Health worker crisis
Fifty-seven countries, 36 of which are in sub-Saharan Africa, have severe shortages of health workers. More than four million additional doctors, nurses, midwives, managers and public health workers are urgently needed to fill this gap. The shortage of health workers in many developing countries is a major obstacle to addressing HIV/AIDS, malaria and tuberculosis and responding to emerging diseases including a potential influenza pandemic. In developed countries, a rise in chronic health problems among ageing populations and ageing of their own workforces has led to an ever-growing demand for health workers. The pull of higher salaries in industrialized countries and the push of poor working conditions at home drive thousands of health workers to seek jobs abroad each year.
The opportunities / the solutions
Following up on its commitments in 2002 and 2005 to support sustainable health systems, including the strengthening of training facilities for the recruiting and training of health professionals, the G8 can:
- dedicate 50% of all new health funding to developing countries to strengthening health systems. Of those funds, 50% should be dedicated specifically to training, retaining and sustaining the health workforce;
- provide direct financial support for health training institutions in countries facing severe health worker shortages;
- facilitate training partnerships between schools in G8 and developing countries involving exchanges of faculty and students;
- enter into new bilateral agreements on ethical recruitment of and working conditions for migrant health workers
- take part in international planning on the health workforce for global health threats such as an influenza pandemic;
- take the necessary steps to assure an adequate national health workforce.
Many countries, notably those in sub-Saharan Africa, lack:
- financial means, facilities and educators to train sufficient health workers for adequate coverage of the population;
- mechanisms to compensate for the heavy demands placed on the available health workforce by programmes focused on a single high-impact disease;
- a comprehensive national policy and plan on human resources for health including adequate remuneration and working conditions.
To meet the investment costs of training an adequate health workforce by 2025, the average country with a severe shortage would need to increase its annual level of health spending by about US$ 1.60 per capita. To pay the salaries of the scaled-up workforce as they finish training, a minimum increase of US$ 8.30 per capita would be required. That is a total increase in spending of US$ 10 per capita on the health workforce by 2025.

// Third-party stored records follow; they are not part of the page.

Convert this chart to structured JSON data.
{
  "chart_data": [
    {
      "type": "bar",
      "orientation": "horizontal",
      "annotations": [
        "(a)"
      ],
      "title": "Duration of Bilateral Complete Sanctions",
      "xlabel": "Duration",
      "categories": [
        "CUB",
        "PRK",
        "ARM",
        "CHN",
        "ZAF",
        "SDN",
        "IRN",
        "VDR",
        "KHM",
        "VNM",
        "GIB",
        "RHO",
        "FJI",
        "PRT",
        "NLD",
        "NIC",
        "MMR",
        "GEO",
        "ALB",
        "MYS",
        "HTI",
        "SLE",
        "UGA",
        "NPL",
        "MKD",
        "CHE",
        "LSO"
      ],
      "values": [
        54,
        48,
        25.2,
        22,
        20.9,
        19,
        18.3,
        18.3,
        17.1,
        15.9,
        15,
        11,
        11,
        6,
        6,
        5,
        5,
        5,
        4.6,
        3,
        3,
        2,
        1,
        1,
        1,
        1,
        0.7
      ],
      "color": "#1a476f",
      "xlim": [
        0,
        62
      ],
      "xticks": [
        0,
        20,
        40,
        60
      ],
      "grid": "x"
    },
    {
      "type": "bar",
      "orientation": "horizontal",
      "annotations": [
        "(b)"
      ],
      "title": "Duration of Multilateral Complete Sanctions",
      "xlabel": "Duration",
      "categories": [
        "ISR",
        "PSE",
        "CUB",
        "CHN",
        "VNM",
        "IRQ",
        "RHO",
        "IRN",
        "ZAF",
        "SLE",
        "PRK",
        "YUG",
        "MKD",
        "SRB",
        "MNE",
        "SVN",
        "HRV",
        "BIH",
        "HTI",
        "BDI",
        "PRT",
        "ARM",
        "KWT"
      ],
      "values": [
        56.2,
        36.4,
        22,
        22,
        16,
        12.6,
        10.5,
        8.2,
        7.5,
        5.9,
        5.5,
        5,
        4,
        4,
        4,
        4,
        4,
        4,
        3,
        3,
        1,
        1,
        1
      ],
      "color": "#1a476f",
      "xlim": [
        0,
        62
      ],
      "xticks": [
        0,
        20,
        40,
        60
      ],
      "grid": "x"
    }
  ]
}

- Technical leadership and support on health workforce development in countries worldwide.
- Collection, analysis and provision of access to evidence and best practices for health workforce development.
- Working with partners, including hosting and serving as the chief technical partner in the Global Health Workforce Alliance, whose role is to spur country action in implementing the ten-year health workforce plan set forth in The world health report 2006: working together for health1.